Descubre cómo el déficit calórico puede ser tu aliado en la pérdida de peso. Aprende a calcularlo y aplicarlo de forma saludable para lograr tus objetivos.

In the search for a healthier life and the desire to reach our ideal weight, the concept of caloric deficit plays a fundamental role. This principle is the cornerstone of almost all effective weight loss strategies. But what exactly is a calorie deficit, and how can we use it to our advantage?

Calculating Calorie Deficit

A calorie deficit occurs when we consume fewer calories than our body needs to maintain its current weight. To calculate our ideal calorie deficit, we must first know our total daily energy expenditure (TDE), which is the amount of calories we burn in a day, considering both physical activities and basal metabolism.

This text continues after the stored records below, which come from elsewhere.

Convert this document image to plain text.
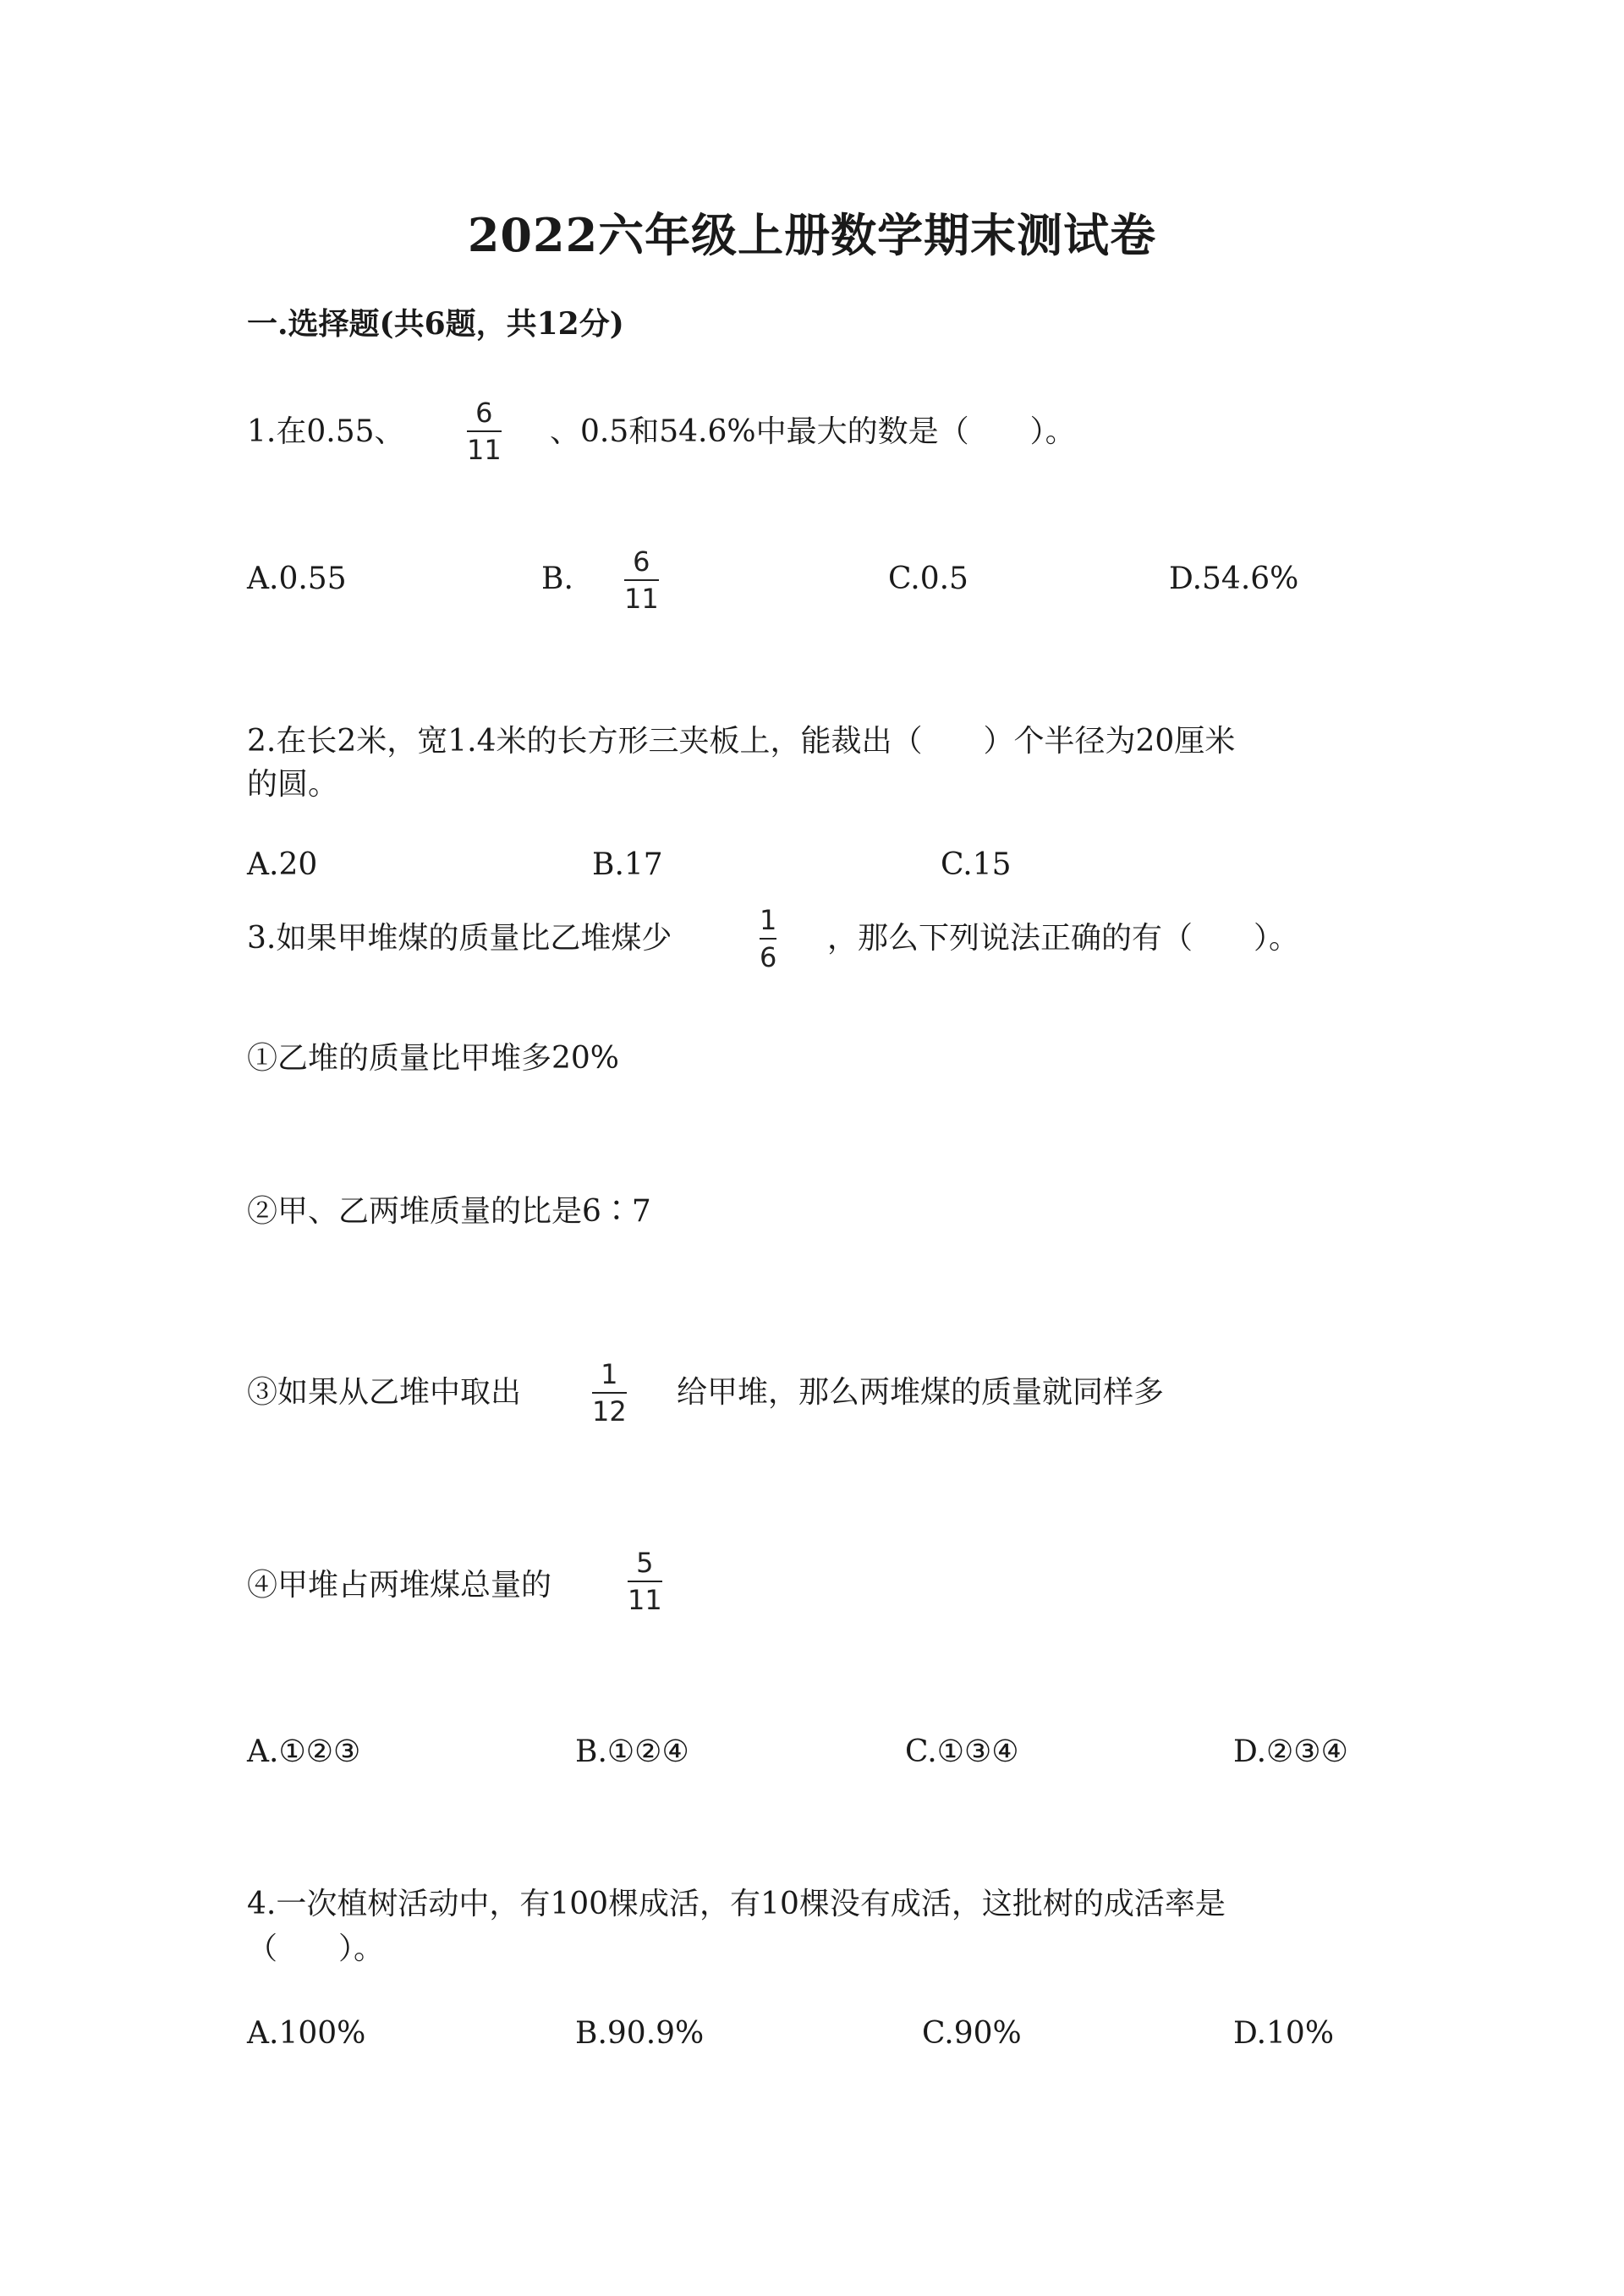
2022六年级上册数学期末测试卷
一.选择题(共6题，共12分)
1.在0.55、
6
11
、0.5和54.6%中最大的数是（　　）。
A.0.55	B. 6
11
C.0.5	D.54.6%
2.在长2米，宽1.4米的长方形三夹板上，能裁出（　　）个半径为20厘米
的圆。
A.20	B.17	C.15
3.如果甲堆煤的质量比乙堆煤少
1
6
，那么下列说法正确的有（　　）。
①乙堆的质量比甲堆多20%
②甲、乙两堆质量的比是6∶7
③如果从乙堆中取出
1
12
给甲堆，那么两堆煤的质量就同样多
④甲堆占两堆煤总量的
5
11
A.①②③	B.①②④	C.①③④	D.②③④
4.一次植树活动中，有100棵成活，有10棵没有成活，这批树的成活率是
（　　）。
A.100%	B.90.9%	C.90%	D.10%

  • Step 1: Calculate your basal metabolic rate (BMR) using the Harris-Benedict or Mifflin-St Jeor formula, which considers your age, sex, weight, and height.
  • Step 2: Adjust your BMR according to your physical activity level to obtain your TBI.
  • Step 3: Establish a calorie deficit, which can be 500 to 1000 calories less than your GET to lose approximately 0.5 to 1 kg per week, always respecting a minimum calorie intake so as not to compromise your health.

Strategies to Maintain a Calorie Deficit

Achieving and maintaining a calorie deficit requires a balanced approach that combines mindful eating with regular physical activity.

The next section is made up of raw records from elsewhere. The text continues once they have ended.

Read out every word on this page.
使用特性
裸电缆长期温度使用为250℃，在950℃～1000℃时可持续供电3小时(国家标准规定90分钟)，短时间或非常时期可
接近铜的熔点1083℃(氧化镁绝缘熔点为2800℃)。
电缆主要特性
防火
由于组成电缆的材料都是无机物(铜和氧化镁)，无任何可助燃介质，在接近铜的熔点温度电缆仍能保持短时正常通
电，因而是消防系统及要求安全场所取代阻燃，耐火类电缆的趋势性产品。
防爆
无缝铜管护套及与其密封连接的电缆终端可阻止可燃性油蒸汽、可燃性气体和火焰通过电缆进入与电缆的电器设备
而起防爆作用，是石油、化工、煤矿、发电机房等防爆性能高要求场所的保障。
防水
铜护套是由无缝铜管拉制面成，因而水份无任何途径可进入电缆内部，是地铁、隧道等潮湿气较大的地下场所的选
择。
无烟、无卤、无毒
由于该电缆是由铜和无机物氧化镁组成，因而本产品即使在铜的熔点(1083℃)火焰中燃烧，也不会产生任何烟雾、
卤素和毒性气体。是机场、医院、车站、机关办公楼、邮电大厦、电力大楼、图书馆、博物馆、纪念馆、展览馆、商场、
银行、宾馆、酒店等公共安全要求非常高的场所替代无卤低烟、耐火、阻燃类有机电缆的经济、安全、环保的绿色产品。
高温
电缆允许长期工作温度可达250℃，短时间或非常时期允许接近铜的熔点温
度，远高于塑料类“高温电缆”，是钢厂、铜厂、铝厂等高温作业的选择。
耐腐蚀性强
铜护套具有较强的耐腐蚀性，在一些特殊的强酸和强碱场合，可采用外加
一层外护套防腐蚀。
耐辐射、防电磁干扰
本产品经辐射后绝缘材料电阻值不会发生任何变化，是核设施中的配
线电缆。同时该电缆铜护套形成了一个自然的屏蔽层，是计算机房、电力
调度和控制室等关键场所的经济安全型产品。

  • FeedingChoose nutrient-dense but low-calorie foods, such as fruits, vegetables, lean proteins, and whole grains. The idea is to feel satisfied on fewer calories.
  • Physical activityIncorporate both cardio and strength training into your routine. While cardio helps burn calories, strength training builds muscle, which can boost your metabolism.

Benefits and Precautions

Maintaining a moderate calorie deficit can offer substantial benefits for weight loss and overall health. However, it's crucial to adopt this approach in a healthy way.

  • Benefits: Sustainable weight loss, improved body composition, and potential reduction in the risk of chronic diseases.
  • PrecautionsAn excessive calorie deficit can lead to muscle loss, nutritional deficiencies, and a decreased metabolism. The key is moderation and balance.

Conclusion

A calorie deficit is a powerful tool for weight loss, but it must be implemented intelligently and sustainably. Listening to your body, choosing nutritious foods, and staying active are key pillars for achieving your weight goals in a healthy way. Remember, the goal isn't just to lose weight, but to improve your overall health and well-being in the process.

If you are considering making significant changes to your diet or exercise routine, it is advisable to consult a healthcare professional or nutritionist to ensure that your plans are appropriate and safe for you.The road to a healthy weight is a personal journey, but you don't have to do it alone. Let Oorenji be your companion on this journey to well-being. Download the app here and start transforming your life today. To explore the vast world of healthy recipes Oorenji has to offer, visit Oorenji Recipes.